Annie got in her face. “You know what you did.”

“I don’t know what you are talking about.”

“You . . .” Annie stumbled for the right words. “You snuck into his room and . . .”

“And . . .” Vicki said, almost like a dare. “What did you do?”

Annie’s eyes darted to mine. “Annie didn’t do anything,” I snapped. “Leave her alone.”

Vicki smiled. “You and Annie got high and slept together. That’s the story she told everyone. The story she told her doctors, her parents. You want to change that story now?” Annie looked at me again. “Because I can think of a lot of interesting stories to tell. Maybe a story about a troubled girl who gave my stepson drugs and alcohol. Or maybe a story about my drugged-out stepson who took advantage of . . .”

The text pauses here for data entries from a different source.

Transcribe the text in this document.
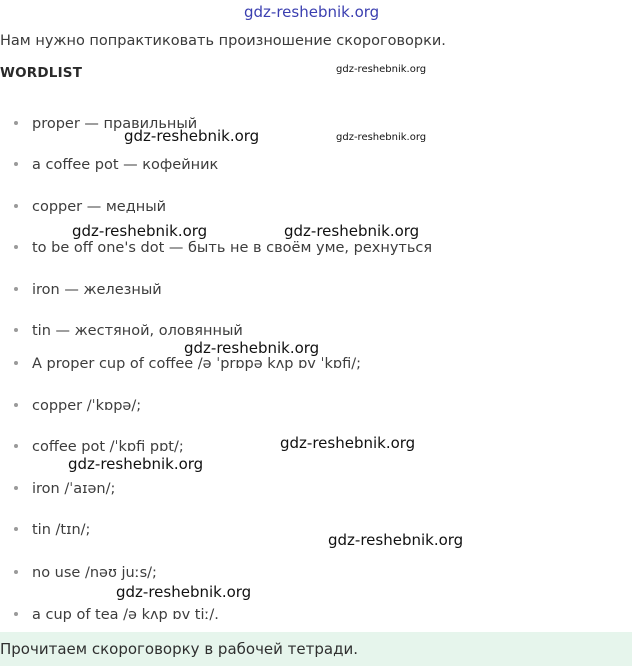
gdz-reshebnik.org
gdz-reshebnik.org
gdz-reshebnik.org
Нам нужно попрактиковать произношение скороговорки.
WORDLIST
proper — правильный
a coffee pot — кофейник
copper — медный
to be off one's dot — быть не в своём уме, рехнуться
iron — железный
tin — жестяной, оловянный
A proper cup of coffee /ə ˈprɒpə kʌp ɒv ˈkɒfi/;
copper /ˈkɒpə/;
coffee pot /ˈkɒfi pɒt/;
iron /ˈaɪən/;
tin /tɪn/;
no use /nəʊ juːs/;
a cup of tea /ə kʌp ɒv tiː/.
gdz-reshebnik.org
gdz-reshebnik.org	gdz-reshebnik.org
gdz-reshebnik.org
gdz-reshebnik.org
gdz-reshebnik.org
gdz-reshebnik.org
gdz-reshebnik.org
Прочитаем скороговорку в рабочей тетради.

“You’re crazy,” Annie cried.

“I’m not the one who just got out of the psych ward,” Vicki sneered, inching closer. We all knew who had the power, the control, and it wasn’t two fifteen-year-old kids. “I don’t want to talk about this again, agreed?”

And we never did. Instead, Annie and I waited, counting the days until Tawny’s birth, thankful when she was born on her due date and not a second sooner.

Turns out, she wasn’t my daughter. She was my sister, but she was still growing up in that house with that woman as her mother.